The only weapons of mass destruction in Iraq are the U.S./British bombers and the crippling sanctions. Scott Ritter, a former weapons inspector in Iraq recently said, “There is absolutely no reason to believe that Iraq could have meaningfully reconstituted any element of its WMD [weapons of mass destruction] capabilities in the past 18 months.” But, in spite of UN Resolution 687, which calls for the creation of a weapons of mass destruction-free zone throughout the Middle East, the United States ignores Israel’s large stockpile of nuclear weapons.
Shortly after Operation Desert Storm in 1991, where U.S. and British bombs killed 100,000 Iraqi men, women and children, and destroyed Iraq’s infrastructure, then Secretary of Defense Dick Cheney expressed his desire to broaden the United States’ military role in the region to hedge future threats to Gulf oil resources. Between his service in the Bush I and Bush II administrations, Cheney served as CEO of Halliburton Co., the biggest oil-services company in the world.
For the past two years, the United States and Britain have continued to bomb Iraq, as frequently as every other day, without UN authorization.
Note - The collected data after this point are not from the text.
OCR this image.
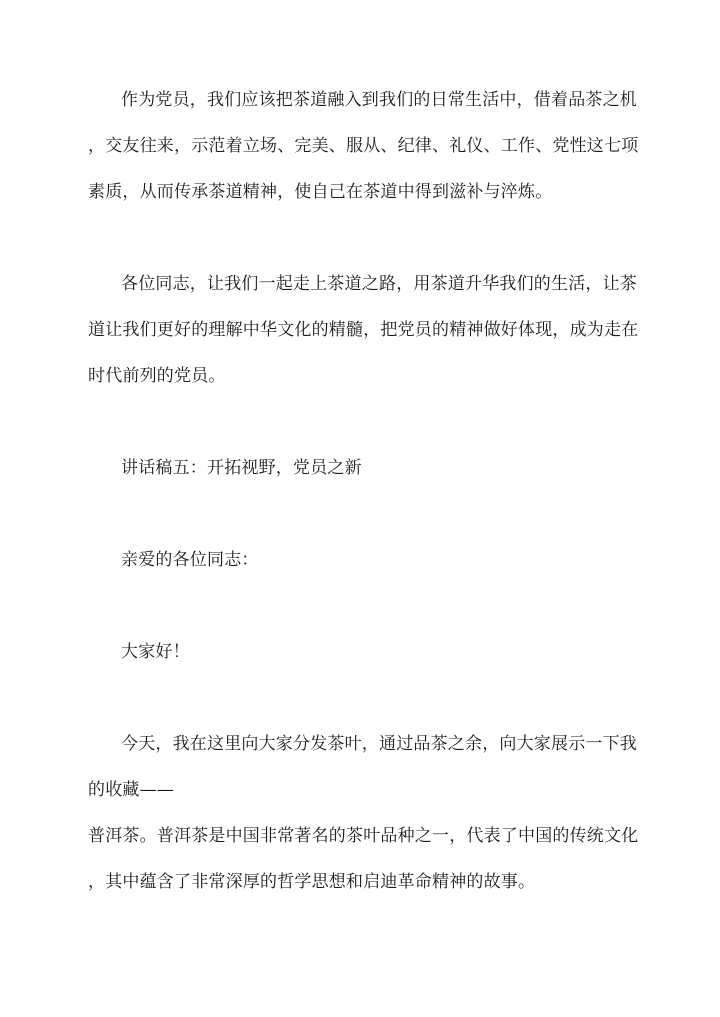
作为党员，我们应该把茶道融入到我们的日常生活中，借着品茶之机
，交友往来，示范着立场、完美、服从、纪律、礼仪、工作、党性这七项
素质，从而传承茶道精神，使自己在茶道中得到滋补与淬炼。
各位同志，让我们一起走上茶道之路，用茶道升华我们的生活，让茶
道让我们更好的理解中华文化的精髓，把党员的精神做好体现，成为走在
时代前列的党员。
讲话稿五：开拓视野，党员之新
亲爱的各位同志：
大家好！
今天，我在这里向大家分发茶叶，通过品茶之余，向大家展示一下我
的收藏——
普洱茶。普洱茶是中国非常著名的茶叶品种之一，代表了中国的传统文化
，其中蕴含了非常深厚的哲学思想和启迪革命精神的故事。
And we have prosecuted a campaign of economic sanctions that, according to UNICEF, has killed 4000 Iraqi children every month since 1991. When confronted with these figures in 1996, Clinton’s Secretary of State Madeleine Albright said on 60 Minutes, “We think the price is worth it.”
Evidently, her successor agrees. When he accepted Bush’s nomination for Secretary of State, Powell stressed his support for maintaining and strengthening the sanctions against Iraq. He must be aware that although these sanctions are aimed at Saddam Hussein, it is the people of Iraq who suffer from them.
General Colin Powell was also impervious to the suffering of thousands of U.S. vets who contracted Gulf War Syndrome following Desert Storm. Charles Sheehan-Miles, a director of the National Gulf War Resource Center, said that four or five years ago, Gulf War vets were refused treatment by the VA. “We got silence from Powell, Schwarzkopf and Cheney. We wrote a couple of letters to Powell asking for help and never got a response. That was a severe disappointment.”
With Friday’s stepped-up bombing, the U.S. is sending a message to Saddam Hussein that the pressure’s still on, in spite of widespread Arab opposition to the bombing and the sanctions. Colin Powell, who will visit the Persian Gulf next week, said our goal is to “keep the pressure on” Hussein. As Captain Genter Drummond, a retired U.S. Air Force fighter pilot who flew bombers during Desert Storm said on CNN Friday night, George W. Bush is “the new teacher on the playground.” The Commander-in-Chief has changed but the policy remains the same.